Le roman-feuilleton n’est pas un genre, mais une forme.

Le roman-feuilleton et la critique

Il y a beaucoup de choses à dire sur le roman-feuilleton. Rappelons juste que c’est un phénomène éditorial qui s’est développé au début du 19ème siècle et qui a rencontré un grand succès auprès du public.

La critique n’a jamais été très favorable à cette forme littéraire qu’elle a toujours considérée comme étant de piètre qualité.

La critique dénonçait son caractère « mercantile » qui contraignait les auteurs à développer une littérature « racoleuse » pour maintenir l’attention du lecteur ou, à tout le moins susciter son impatience de découvrir la suite.

Ce que la critique reprochait surtout au roman-feuilleton, c’est son côté « populaire ». La critique n’aime pas beaucoup ce qui est populaire. Elle considère généralement que popularité et qualité sont antinomiques.

Avec le recul, on constate que nombre de romans feuilletons du 19ème sont aujourd’hui considérés comme de grands classiques. Il suffit de se rappeler que des auteurs tels que Eugène Sue, Honoré de Balzac et George Sand ont publié une grande partie de leur œuvre sous cette forme.

Le roman-feuilleton aujourd’hui

Aujourd’hui, on peut dire que le roman-feuilleton survit d’une certaine manière à travers les séries télévisées. Et, comme à l’époque, il y a du bon et du moins bon. 

Il semble qu’il y ait actuellement un regain d’intérêt pour le genre. C’est ce qui explique pour certains l’intérêt du public pour des œuvres comme celles de Virginie Despentes ou d’Elena Ferrante.

Personnellement, je ne considère pas que ce qui caractérise le roman -feuilleton soit la récurrence des personnages, mais bien au contraire, le mode de diffusion qui impose au lecteur ou au spectateur une coupure dans le récit. Un séquençage qui a généralement tendance à exciter son envie de connaître la suite de l’histoire.

D’après moi, si « L’amie prodigieuse » et « Vernon Subutex » sont, sans conteste des séries, ce ne sont donc pas pour autant des romans feuilletons, puisqu’on peut les lire sans « interruption forcée ».

Revaloriser le populaire

Que ces oeuvres puissent ou non être qualifiées de romans feuilletons n’est finalement pas ce qui compte.

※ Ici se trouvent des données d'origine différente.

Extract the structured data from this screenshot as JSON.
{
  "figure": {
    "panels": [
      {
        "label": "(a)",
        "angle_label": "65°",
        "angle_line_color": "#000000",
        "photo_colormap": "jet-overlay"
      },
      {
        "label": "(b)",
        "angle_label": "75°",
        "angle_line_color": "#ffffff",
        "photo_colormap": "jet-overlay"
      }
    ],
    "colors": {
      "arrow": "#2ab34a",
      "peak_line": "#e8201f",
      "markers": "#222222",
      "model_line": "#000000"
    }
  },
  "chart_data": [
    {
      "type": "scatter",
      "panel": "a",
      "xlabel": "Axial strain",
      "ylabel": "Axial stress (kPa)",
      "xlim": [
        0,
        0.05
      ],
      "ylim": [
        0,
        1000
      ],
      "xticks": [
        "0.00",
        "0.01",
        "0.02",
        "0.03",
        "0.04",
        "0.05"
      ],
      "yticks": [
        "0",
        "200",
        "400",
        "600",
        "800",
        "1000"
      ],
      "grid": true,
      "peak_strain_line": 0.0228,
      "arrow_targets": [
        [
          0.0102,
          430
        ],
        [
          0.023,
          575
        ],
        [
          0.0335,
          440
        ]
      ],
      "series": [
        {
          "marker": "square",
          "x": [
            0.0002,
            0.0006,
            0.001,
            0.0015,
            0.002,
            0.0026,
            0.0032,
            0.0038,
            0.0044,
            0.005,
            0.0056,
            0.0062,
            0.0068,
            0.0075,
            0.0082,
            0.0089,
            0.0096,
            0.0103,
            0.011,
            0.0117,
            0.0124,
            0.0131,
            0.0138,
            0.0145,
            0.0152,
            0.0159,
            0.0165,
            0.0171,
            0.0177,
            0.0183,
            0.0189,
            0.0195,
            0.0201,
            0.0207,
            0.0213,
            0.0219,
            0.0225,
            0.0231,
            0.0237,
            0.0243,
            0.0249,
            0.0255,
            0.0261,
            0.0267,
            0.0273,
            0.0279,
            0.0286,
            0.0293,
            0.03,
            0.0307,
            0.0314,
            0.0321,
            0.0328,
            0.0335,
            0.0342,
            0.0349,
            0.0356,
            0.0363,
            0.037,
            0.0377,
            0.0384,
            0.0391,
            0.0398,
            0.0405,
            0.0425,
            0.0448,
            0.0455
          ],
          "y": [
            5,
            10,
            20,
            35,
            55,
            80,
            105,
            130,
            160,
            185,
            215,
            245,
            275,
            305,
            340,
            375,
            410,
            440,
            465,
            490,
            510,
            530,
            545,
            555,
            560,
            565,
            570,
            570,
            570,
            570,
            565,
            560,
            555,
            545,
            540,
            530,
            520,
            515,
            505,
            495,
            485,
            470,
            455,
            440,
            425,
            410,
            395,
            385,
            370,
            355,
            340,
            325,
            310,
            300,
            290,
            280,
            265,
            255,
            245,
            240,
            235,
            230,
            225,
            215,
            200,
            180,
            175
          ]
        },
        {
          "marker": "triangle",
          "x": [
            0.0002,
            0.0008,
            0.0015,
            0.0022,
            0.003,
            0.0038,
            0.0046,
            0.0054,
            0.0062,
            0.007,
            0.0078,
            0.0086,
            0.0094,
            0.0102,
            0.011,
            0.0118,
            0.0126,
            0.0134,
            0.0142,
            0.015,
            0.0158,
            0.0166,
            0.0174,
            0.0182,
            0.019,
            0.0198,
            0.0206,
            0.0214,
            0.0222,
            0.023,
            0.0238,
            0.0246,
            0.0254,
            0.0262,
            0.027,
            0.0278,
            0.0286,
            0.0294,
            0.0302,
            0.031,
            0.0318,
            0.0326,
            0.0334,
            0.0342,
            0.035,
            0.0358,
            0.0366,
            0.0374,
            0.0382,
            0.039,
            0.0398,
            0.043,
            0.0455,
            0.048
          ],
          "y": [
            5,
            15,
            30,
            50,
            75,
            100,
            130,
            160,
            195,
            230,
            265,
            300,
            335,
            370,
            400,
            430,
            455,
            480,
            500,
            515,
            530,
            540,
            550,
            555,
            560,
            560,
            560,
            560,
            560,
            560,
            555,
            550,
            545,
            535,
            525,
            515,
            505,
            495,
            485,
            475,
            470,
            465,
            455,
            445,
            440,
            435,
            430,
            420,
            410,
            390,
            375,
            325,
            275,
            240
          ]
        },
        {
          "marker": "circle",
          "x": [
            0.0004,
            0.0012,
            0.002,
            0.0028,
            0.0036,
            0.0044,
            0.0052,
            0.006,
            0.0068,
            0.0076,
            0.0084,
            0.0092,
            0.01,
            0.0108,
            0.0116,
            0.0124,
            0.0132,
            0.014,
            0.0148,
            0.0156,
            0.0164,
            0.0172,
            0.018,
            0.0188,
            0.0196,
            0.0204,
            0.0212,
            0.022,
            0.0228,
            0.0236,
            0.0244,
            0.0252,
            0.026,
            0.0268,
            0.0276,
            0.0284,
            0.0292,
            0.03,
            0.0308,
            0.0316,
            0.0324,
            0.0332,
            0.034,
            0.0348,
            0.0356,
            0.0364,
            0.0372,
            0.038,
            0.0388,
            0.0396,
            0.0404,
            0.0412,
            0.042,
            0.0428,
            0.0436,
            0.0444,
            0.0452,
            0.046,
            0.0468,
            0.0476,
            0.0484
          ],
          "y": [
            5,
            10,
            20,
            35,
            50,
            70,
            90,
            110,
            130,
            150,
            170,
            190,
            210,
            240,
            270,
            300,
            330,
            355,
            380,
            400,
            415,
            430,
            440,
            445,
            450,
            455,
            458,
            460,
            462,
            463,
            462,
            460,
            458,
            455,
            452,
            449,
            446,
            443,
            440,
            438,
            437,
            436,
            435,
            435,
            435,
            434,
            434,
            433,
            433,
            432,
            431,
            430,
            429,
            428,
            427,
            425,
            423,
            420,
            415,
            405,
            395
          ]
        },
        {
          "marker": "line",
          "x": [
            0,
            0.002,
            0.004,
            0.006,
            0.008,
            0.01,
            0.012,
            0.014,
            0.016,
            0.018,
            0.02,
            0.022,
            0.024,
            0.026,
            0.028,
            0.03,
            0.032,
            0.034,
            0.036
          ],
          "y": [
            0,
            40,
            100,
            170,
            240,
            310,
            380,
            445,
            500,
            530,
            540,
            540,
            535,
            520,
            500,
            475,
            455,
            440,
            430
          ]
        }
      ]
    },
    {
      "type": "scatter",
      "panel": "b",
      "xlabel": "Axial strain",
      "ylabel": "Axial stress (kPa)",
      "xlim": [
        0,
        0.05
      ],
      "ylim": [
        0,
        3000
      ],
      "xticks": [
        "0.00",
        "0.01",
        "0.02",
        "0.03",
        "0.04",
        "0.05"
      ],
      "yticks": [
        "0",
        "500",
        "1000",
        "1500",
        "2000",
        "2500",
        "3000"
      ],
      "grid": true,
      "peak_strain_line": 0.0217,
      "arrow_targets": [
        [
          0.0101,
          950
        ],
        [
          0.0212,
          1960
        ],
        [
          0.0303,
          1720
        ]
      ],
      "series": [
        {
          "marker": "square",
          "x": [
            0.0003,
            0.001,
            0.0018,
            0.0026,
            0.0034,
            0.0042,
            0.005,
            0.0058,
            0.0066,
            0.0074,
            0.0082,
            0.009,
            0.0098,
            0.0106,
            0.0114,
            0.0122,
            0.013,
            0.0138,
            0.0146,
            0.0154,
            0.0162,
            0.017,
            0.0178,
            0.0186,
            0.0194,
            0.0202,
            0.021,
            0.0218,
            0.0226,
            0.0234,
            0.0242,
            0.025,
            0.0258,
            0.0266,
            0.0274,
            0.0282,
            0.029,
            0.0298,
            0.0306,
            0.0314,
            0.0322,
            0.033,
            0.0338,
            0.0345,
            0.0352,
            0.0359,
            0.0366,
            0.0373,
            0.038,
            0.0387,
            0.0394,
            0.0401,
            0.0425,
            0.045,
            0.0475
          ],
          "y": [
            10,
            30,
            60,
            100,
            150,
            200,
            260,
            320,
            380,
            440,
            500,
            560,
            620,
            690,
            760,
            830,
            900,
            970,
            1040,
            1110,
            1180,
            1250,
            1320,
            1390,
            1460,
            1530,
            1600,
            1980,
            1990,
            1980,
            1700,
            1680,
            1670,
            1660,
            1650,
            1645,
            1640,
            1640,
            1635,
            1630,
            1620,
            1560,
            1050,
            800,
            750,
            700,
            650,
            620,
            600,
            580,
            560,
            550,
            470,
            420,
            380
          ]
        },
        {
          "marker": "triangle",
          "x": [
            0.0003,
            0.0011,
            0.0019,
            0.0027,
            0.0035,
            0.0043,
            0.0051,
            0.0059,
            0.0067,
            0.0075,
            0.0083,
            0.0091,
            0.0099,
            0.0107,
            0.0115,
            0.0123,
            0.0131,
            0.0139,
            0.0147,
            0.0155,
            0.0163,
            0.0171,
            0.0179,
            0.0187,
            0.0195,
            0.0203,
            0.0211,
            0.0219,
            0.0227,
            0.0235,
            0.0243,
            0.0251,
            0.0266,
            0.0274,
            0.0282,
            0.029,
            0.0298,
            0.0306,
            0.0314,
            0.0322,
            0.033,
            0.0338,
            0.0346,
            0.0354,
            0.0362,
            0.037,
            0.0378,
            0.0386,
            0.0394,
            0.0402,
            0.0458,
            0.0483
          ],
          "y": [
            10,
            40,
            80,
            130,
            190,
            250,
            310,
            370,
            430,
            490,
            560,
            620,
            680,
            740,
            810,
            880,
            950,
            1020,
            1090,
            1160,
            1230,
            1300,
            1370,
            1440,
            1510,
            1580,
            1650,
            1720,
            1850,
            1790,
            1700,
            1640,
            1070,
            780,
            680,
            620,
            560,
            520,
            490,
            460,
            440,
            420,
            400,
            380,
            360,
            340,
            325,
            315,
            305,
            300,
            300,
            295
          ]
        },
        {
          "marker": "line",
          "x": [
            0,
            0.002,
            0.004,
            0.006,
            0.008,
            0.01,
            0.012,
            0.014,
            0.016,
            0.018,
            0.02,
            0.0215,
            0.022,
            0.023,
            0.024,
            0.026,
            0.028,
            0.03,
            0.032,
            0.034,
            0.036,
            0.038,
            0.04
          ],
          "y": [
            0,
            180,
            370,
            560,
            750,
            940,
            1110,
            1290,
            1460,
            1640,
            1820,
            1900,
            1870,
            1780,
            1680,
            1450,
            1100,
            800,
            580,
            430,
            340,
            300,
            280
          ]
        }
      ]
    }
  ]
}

Ce qui importe, c’est de se demander ce qu’exprime ce succès. Or, selon moi, ce qu’il révèle, c’est l’expression de la volonté du public de revenir à la fiction. Fiction que la littérature, ces dernières années, a peut-être un peu trop « snobé » avec ses idées de « nouveau roman » et compagnie.

Ce que le public manifeste, c’est un ras-le-bol de cette littérature élitiste qui, au motif qu’elle est chiante se considère comme supérieure et méprise la littérature populaire qu’elle dénigre et juge « trop facile ». Oubliant que la lecture est avant tout un plaisir. Pas une torture intellectuelle.

Rappelons que beaucoup d’artistes dont le génie aujourd’hui n’est plus contesté étaient, à leur époque, considérés comme « populaires » : Mozart, Beethoven, Dickens, Zola, Victor Hugo, Flaubert et on pourrait continuer la liste longtemps.

Le roman-feuilleton

Pour l’anecdote, en 1862, la sortie de la deuxième partie des Misérables a provoqué un attroupement qui, pour l’époque, est comparable à la ruée des consommateurs dans une boutique Apple à la sortie du dernier IPhone . En huit jours, il a fallu réimprimer le roman cinq fois !

Et que dire de Madame Bovary que les élites littéraires actuels qualifient de grande littérature alors qu’à l’époque, le public a bien mieux accueilli l’œuvre de Flaubert que la critique.

Comme je l’ai déjà dit, ce n’est pas parce qu’un roman procure du plaisir qu’il manque forcément d’intelligence ou de pertinence.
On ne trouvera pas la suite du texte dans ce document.